Furthermore, beneficial bacteria produce sticky substances that bind soil particles together, improving soil aggregation and water infiltration. This activity helps create a favorable environment for plant roots to access both water and nutrients.
Microbes contribute to the formation of stable soil aggregates, which enhances water infiltration and retention capacity.
Furthermore, soil biology also forms mutualistic relationships with plants through symbiotic associations such as mycorrhizal fungi. These fungi form a network of fine threads called hyphae that extend into the root system of plants. In return for sugars produced by photosynthesis in plant leaves, mycorrhizal fungi help plants access nutrients from the soil more efficiently.
5. Biological Networks In The Soil Support Plant Immunity
Beneficial soil microorganisms play a crucial role in supporting plant immunity and enhancing soil fertility. These microorganisms form complex networks in the soil, known as microbial communities, which interact with plants in various ways.
One of the key benefits of microbial networks is their ability to improve plant health and enhance resistance against diseases and pests.
Certain strains of beneficial microbes can directly suppress pathogenic organisms by producing antimicrobial compounds or competing for resources. This helps to reduce the incidence and severity of plant diseases, leading to healthier crops.
6. Soil Microorganisms Detox Chemicals From The Soil
The presence of beneficial microbes in the soil plays a crucial role in detoxifying it from harmful chemicals and pollutants. Soil microorganisms have the ability to break down and metabolise various toxic substances, thus improving soil health and fertility.

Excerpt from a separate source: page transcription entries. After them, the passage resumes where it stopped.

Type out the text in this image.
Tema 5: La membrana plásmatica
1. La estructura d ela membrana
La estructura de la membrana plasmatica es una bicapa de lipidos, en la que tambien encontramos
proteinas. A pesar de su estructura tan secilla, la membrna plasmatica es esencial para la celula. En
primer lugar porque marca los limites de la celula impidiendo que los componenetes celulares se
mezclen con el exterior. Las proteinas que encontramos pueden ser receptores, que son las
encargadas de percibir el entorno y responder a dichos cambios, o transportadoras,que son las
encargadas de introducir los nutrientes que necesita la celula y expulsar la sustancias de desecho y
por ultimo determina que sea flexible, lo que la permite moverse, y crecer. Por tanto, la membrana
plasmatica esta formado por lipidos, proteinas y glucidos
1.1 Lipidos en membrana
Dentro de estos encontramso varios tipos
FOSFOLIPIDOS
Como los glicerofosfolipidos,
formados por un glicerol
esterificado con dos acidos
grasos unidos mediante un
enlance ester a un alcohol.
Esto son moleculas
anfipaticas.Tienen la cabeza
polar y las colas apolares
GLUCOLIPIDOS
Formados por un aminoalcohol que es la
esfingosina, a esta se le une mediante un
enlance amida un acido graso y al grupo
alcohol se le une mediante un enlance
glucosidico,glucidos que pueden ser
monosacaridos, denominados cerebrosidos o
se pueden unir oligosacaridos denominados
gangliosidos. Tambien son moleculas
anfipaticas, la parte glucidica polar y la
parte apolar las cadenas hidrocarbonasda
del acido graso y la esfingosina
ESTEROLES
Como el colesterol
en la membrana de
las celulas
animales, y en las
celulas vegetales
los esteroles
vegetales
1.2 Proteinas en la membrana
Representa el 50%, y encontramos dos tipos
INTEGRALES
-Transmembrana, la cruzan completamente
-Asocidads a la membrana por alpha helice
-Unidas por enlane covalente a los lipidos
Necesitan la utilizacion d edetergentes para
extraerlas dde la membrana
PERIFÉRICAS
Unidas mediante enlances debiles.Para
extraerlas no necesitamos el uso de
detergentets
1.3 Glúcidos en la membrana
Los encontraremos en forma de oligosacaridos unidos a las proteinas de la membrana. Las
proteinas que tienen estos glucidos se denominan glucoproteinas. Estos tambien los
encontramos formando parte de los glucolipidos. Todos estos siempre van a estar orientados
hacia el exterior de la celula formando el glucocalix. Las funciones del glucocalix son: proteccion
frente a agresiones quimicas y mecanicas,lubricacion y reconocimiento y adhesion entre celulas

Beneficial microbes, and the addition of Biological Soil amendments containing microorganisms such as lactobacillus, have the capacity to degrade organic pollutants through a process called biodegradation. They utilise enzymes to break down complex compounds into simpler forms that can be easily absorbed by plants or further decomposed by other microorganisms.
Detoxification not only reduces the concentration of harmful substances in the soil but also prevents their migration into groundwater or nearby ecosystems.
In summary, the presence of beneficial microorgansms and microbial networks in the soil is crucial for supporting plant immunity and maintaining optimal soil fertility. Harnessing their potential through sustainable agricultural practices can lead to healthier crops, reduced reliance on synthetic inputs, and improved overall ecosystem functioning.
By enhancing soil fertility through the presence of beneficial microorganisms, farmers can improve nutrient availability, enhance soil structure, and promote healthier plant growth.
In answer to the question ‘Why does your soil need biology more than minerals?’, if the soil is given what it needs to support the beneficial microorganisms and biological networks, then the biology will find the minerals.
Probiotics for Plants
Probiotics for human health are not new but the concept of managing plant health through the manipulation of probiotic organisms associated with plants has gained interest only recently.
Plant-specific stimulation of specific microbial groups in their rhizosphere suggests that plants may have evolved to strategically stimulate and support particular microbial groups capable of producing antibiotics as a defence against diseases caused by soil-borne pathogens.
Diseases caused by soil-borne fungal pathogens result in more than $150 million of annual production losses in cereal crops in Australia.
– Beneficial Microorganisms for Sustainable Agriculture by Vadakattu V.S.R. Gupta, CSIRO Ecosystem Sciences, PMB 2, Glen Osmond, SA 5064, Australia. Download Article
Colonies of lactic acid bacteria in SONIC Liquid Fish Hydrolysate (above image).
“The ultimate goal of farming is not the growing of crops, but the cultivation and perfection of human beings.”